Por Joana Tavares, MST
10/02/2014

O VI Congresso do MST vai apresentar para a sociedade brasileira um novo programa agrário, com propostas para a reformulação da organização do campo e da agricultura.

“É necessário democratizar o acesso à terra, garantir o acesso aos recursos naturais e a produção de alimentos saudáveis. Para isso, é preciso investimento em uma nova matriz tecnológica, a agroecologia, além de uma política de soberania alimentar e uma assistência técnica de qualidade para os produtores”, destacou Diego Moreira, da coordenação nacional do MST, em entrevista coletiva para a imprensa, na tarde desta segunda-feira (10).
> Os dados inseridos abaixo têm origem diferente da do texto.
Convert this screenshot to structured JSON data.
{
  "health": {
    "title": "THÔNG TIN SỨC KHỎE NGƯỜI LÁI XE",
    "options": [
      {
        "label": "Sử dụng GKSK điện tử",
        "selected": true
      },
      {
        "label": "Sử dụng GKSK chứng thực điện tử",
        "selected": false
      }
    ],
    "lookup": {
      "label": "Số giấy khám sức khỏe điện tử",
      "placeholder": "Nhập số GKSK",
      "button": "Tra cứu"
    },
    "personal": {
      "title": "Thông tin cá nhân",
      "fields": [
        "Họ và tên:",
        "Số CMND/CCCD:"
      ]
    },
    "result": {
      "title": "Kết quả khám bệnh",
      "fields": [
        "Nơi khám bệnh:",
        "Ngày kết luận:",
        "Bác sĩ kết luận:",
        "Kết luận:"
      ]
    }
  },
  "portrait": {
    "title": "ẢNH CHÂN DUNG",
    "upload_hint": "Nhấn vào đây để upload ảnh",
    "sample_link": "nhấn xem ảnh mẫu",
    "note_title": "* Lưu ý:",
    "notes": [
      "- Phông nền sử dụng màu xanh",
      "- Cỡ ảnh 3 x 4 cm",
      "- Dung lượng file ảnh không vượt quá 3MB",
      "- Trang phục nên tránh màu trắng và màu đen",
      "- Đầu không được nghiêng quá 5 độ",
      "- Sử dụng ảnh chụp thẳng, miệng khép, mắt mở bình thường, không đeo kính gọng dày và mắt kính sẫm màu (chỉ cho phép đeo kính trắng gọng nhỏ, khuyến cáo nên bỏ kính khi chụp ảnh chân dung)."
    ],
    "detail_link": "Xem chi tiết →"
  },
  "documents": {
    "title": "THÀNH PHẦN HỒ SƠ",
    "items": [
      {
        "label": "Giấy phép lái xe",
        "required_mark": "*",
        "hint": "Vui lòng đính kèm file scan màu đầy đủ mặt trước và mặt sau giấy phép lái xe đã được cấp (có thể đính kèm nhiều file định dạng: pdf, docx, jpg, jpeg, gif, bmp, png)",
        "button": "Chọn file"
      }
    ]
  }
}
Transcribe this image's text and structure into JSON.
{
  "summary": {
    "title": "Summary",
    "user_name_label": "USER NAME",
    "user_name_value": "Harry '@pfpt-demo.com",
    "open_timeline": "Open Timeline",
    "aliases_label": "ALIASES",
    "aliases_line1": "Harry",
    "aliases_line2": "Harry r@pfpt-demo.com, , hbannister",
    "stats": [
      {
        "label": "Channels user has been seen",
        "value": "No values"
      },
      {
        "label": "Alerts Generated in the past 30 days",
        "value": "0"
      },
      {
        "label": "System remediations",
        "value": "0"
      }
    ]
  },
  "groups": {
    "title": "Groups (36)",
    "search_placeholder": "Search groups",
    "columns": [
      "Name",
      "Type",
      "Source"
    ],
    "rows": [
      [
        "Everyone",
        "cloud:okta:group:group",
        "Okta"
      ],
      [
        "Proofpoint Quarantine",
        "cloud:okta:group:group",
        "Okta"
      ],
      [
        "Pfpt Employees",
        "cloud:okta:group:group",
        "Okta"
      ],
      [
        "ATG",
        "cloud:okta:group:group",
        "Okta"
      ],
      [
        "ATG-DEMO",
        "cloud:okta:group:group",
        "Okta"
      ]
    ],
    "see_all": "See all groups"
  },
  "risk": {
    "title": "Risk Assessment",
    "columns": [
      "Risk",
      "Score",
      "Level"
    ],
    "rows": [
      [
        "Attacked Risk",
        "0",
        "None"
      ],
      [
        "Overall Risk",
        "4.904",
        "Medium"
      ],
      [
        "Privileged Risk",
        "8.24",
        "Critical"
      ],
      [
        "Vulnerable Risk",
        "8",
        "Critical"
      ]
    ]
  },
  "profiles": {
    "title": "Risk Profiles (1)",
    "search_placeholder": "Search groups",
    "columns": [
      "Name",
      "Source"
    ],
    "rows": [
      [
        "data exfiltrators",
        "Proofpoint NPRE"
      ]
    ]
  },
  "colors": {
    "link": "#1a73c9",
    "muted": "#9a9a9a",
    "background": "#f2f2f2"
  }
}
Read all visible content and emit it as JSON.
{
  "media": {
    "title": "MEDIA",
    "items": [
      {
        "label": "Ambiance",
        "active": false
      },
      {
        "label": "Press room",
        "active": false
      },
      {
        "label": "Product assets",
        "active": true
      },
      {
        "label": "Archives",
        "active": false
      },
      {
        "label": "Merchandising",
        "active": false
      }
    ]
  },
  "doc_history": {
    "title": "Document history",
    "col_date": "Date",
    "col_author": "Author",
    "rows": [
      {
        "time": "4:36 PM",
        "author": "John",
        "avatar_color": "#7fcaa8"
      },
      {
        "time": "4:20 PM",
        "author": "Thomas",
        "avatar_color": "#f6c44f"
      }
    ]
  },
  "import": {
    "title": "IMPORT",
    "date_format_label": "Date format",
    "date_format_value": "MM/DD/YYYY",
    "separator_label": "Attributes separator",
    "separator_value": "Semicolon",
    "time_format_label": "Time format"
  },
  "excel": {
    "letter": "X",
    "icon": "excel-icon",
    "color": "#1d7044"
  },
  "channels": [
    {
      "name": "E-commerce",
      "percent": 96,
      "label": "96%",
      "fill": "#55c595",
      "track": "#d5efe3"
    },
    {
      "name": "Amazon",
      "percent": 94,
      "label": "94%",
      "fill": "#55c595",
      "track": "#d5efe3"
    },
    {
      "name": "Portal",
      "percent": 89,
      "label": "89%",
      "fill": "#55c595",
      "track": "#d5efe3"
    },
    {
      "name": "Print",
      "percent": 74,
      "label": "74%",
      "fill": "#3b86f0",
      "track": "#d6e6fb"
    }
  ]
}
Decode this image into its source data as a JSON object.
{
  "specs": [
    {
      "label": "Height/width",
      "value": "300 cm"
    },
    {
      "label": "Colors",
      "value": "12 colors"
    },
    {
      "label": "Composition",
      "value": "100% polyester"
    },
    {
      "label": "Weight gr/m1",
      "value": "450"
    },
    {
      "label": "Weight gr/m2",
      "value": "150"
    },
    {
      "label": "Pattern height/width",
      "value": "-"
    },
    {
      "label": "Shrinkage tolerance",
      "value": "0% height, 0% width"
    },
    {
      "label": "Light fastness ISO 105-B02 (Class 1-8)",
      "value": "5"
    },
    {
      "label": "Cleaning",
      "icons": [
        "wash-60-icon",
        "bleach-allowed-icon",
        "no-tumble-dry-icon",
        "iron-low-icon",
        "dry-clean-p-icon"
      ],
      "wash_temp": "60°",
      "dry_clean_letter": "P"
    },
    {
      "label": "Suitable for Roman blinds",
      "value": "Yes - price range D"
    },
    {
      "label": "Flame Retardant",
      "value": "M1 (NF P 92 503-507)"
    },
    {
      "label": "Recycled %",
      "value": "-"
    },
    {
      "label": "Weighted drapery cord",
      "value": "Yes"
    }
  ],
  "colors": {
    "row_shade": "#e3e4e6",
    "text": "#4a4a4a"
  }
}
Diego ressaltou que a construção do programa se deu ao longo de dois anos, em debates com a base e militância da organização. A cada cinco anos, o MST redefine suas linhas gerais de atuação em espaço congressual.

A necessidade de um novo marco para a Reforma Agrária se deu a partir do avanço do agronegócio no país na última década.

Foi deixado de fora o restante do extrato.